Let's be real: Despite what Instagram would have you believe, parenting simply isn't easy.

Don't get me wrong, being a mom is far and beyond the most rewarding thing I have ever done. But between the constant worries, the tantrums, the social media and mommy blogs that convince you you're doing it all wrong, the ups and downs, it's easy to get caught in a downward spiral of doubt.

Even before I became a mom, I noticed the judgment and negativity that often comes as a result of parenting websites, and for years I've toyed around with the idea of creating an online space that, in my own small sphere of influence, can change that culture.

Thus, the idea for "The Art of Parenthood" was born.

Parenting is an art, not a science. Just like in art, where different approaches, styles and tools yield different results, parenting is the same. Everyone has a different taste in art, but it can't be argued that there's something beautiful about the expression of feeling in each piece of art. The same is true for parenting and it's result: children, who come in many shapes, sizes and colors, but who all deserve love.

Eventually, I want this to be a place that, instead of making you feel guilty for not doing enough, inspires you to keep pushing through. This will be a space where I can tell uplifting stories of parents and children who overcome hardship, a space for positive, no-shame parenting ideas and tips to get you through the tough days.

Yes, I have high hopes and dreams for this goal, but for now, this is a space to tell my story — our story — which in so many ways is the hardest thing for me to do.

I've worked as a journalist for a decade now, finding fulfillment in telling other people's stories, hoping to inspire and uplift through the words and experiences of others.

But now is a time to tell my story.

After years of thinking about starting a blog, the catalyst for actually doing it comes from a desire to share our experience with our son, Luke.

At 12 weeks gestation, Luke was diagnosed with anencephaly, a neural tube defect that is incompatible with life. We chose to carry Luke to term, and he was born stillborn at 40 weeks.

We felt a whirlwind of emotions with Luke's diagnosis and death, and we have been far from perfect in how we've dealt with this trial. But, I am a firm believer that out of the ashes comes beauty, and I hope by sharing what we've learned and continue to learn, even just one person can be aided on their own journey.

About me

Hey there! Whitney Wilde here, Mama by day, journalist and editor by night, chocolate addict all the time.

I live in Los Angeles, California, with my husband, Blake, who studies cancer research at UCLA. We have a 3-year-old son named Jack, and another son, our angel baby, Luke, who was born stillborn in May 2020.
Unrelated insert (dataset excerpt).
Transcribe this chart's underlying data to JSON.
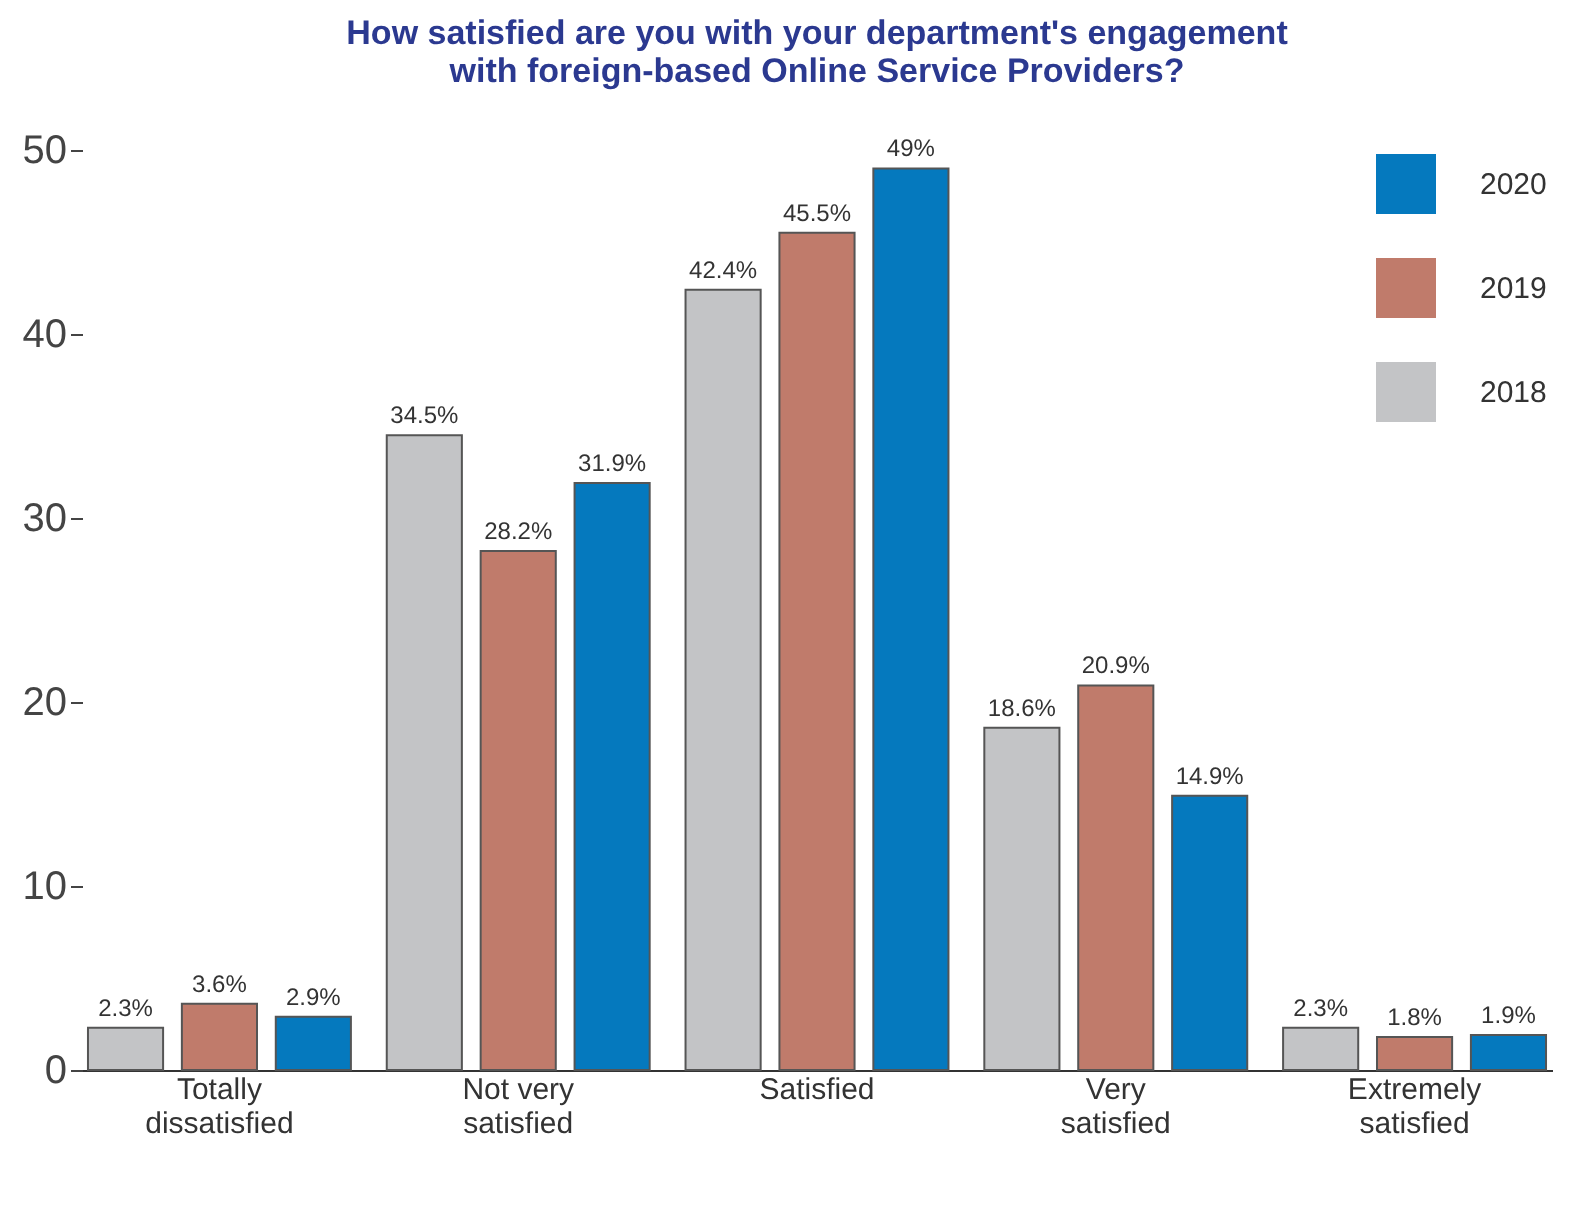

I have a degree in journalism from the University of Utah and have worked for a newspaper in Salt Lake City, Utah, for almost a decade now, doing everything from writing about arts, entertainment and religion to answering the phones to wrangling interns. Currently, I work remotely for that same newspaper as a copy editor.

I am a member of The Church of Jesus Christ of Latter-day Saints, and my faith permeates all that I do and am, as you will see in this blog, particularly as I tell the story of our precious Luke. I served a mission for the Church in Rochester, New York, and at the Hill Cumorah Visitors' Center, which is where I met my husband (he stopped by the visitors center while on vacation with some mutual friends we had and we started dating when I returned to Utah). We've been married since 2014. For additional information about The Church of Jesus Christ of Latter-day Saints, visit comeuntochrist.org.